There may be even subtler effects. In our 2011 Air & Space Special Collector’s edition on the Space Shuttle, Expedition 6 commander Ken Bowersox recalled watching the memorial service for Columbia’s crew while on the station: “For me, emotions were more visceral in orbit. I don’t know why. I don’t know if it was the composition of the air, the carbon dioxide levels, or the isolation. If I was happy I could feel it just bubbling out of my chest. And if I was sad, it was crushing.” Law says she hasn’t heard of elevated emotions being associated with elevated carbon dioxide, “but I suppose it’d be on the same spectrum as irritability and cognitive effects.”
The researchers found that the incidence of headaches was the same for men and women, and, interestingly, that the incidence went down as an astronaut’s age went up. “As we get older, our blood vessels get stiffer, so CO2 does not dilate the blood vessels as much in an older person,” says Law.
When flight surgeons began to see the connection between elevated carbon dioxide and headaches, they asked that carbon dioxide levels be lowered temporarily -- to 5 mm Hg in 2006, and to 4 mm Hg in 2010. (Law says that work is ongoing to update NASA flight rules to 4 mm Hg permanently). That apparently has worked; with each lowering, the number of crew headaches goes down.
Law’s paper is the first serious look into the subject, and her team’s recommendation is to go even lower, to 2.5 mm Hg. They found that “for each 1-mm Hg increase in CO2, the odds of a crew member reporting a headache almost doubled.” Their recommended level of 2.5 mm would, according to the paper, “keep the risk of headache to below 1%, a standard threshold used in toxicology and aerospace medicine.”
But that’s easier said than done. As Law says, “Today CO2 on the ISS is generally controlled to 4 mm Hg or less. While crew surgeons would love to keep the CO2 levels lower to protect our crewmembers, the reality is we are limited by the hardware we have onboard. Back when the ISS was designed, it was thought that higher CO2 levels were no problem, so the hardware was designed for higher levels.
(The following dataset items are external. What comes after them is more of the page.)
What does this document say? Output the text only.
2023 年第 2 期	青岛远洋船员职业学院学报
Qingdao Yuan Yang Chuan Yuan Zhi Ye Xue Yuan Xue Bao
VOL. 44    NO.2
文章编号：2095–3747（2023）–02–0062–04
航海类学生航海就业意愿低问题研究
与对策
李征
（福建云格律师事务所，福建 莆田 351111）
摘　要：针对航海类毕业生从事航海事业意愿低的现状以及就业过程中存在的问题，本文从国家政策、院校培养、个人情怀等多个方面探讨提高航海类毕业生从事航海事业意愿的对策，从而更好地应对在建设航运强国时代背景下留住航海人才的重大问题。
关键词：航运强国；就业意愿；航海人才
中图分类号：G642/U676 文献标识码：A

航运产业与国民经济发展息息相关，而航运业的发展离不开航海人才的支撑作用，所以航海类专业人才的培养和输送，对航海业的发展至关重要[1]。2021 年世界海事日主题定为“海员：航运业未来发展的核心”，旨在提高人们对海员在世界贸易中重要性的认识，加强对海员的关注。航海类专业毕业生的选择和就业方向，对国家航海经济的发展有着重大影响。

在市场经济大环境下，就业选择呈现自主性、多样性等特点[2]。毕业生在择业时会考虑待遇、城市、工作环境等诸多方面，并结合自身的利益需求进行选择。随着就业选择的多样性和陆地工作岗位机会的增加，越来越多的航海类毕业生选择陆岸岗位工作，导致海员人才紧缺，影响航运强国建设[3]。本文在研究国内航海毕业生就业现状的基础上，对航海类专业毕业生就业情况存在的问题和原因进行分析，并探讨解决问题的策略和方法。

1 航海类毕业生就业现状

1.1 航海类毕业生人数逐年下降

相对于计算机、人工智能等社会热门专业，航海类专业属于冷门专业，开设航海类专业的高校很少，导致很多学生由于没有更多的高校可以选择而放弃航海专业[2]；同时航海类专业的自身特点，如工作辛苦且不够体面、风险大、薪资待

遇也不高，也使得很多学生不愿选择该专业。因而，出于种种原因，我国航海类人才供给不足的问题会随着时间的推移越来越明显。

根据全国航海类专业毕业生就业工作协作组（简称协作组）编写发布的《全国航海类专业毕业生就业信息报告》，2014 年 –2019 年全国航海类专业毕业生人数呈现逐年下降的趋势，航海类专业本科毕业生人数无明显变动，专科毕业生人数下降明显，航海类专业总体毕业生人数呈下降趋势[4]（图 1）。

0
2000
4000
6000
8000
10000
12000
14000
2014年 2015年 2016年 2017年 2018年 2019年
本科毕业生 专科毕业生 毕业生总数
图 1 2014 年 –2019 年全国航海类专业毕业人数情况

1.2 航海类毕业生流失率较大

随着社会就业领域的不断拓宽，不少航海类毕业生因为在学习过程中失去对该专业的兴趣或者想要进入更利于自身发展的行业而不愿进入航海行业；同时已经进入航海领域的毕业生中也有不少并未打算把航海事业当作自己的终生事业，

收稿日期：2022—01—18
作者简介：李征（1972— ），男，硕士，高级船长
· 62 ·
Trying to bring the levels lower would require running the scrubbers more, which would wear them out faster and require more maintenance and consumables.”
She also says that doctors need to learn more about other possible long-term effects of breathing elevated carbon dioxide, such as changes in vision. “We don’t know yet what CO2’s role plays in the Visual Impairment/Intracranial Pressure (VIIP) syndrome, which has been documented in a number of long-duration crewmembers and, in some cases, resulted in ocular changes that seem to persist for years,” says Law. “Headaches may just be the tip of the iceberg – while headaches are relatively easy symptoms to identify, there are likely subclinical changes to physiology that we can’t measure.”
“We are concerned about their effects on astronaut health and possible implications for exploration missions in the future,” says Law. So reports like this should improve the health of future astronauts wherever they’re going, whether to Earth orbit or beyond.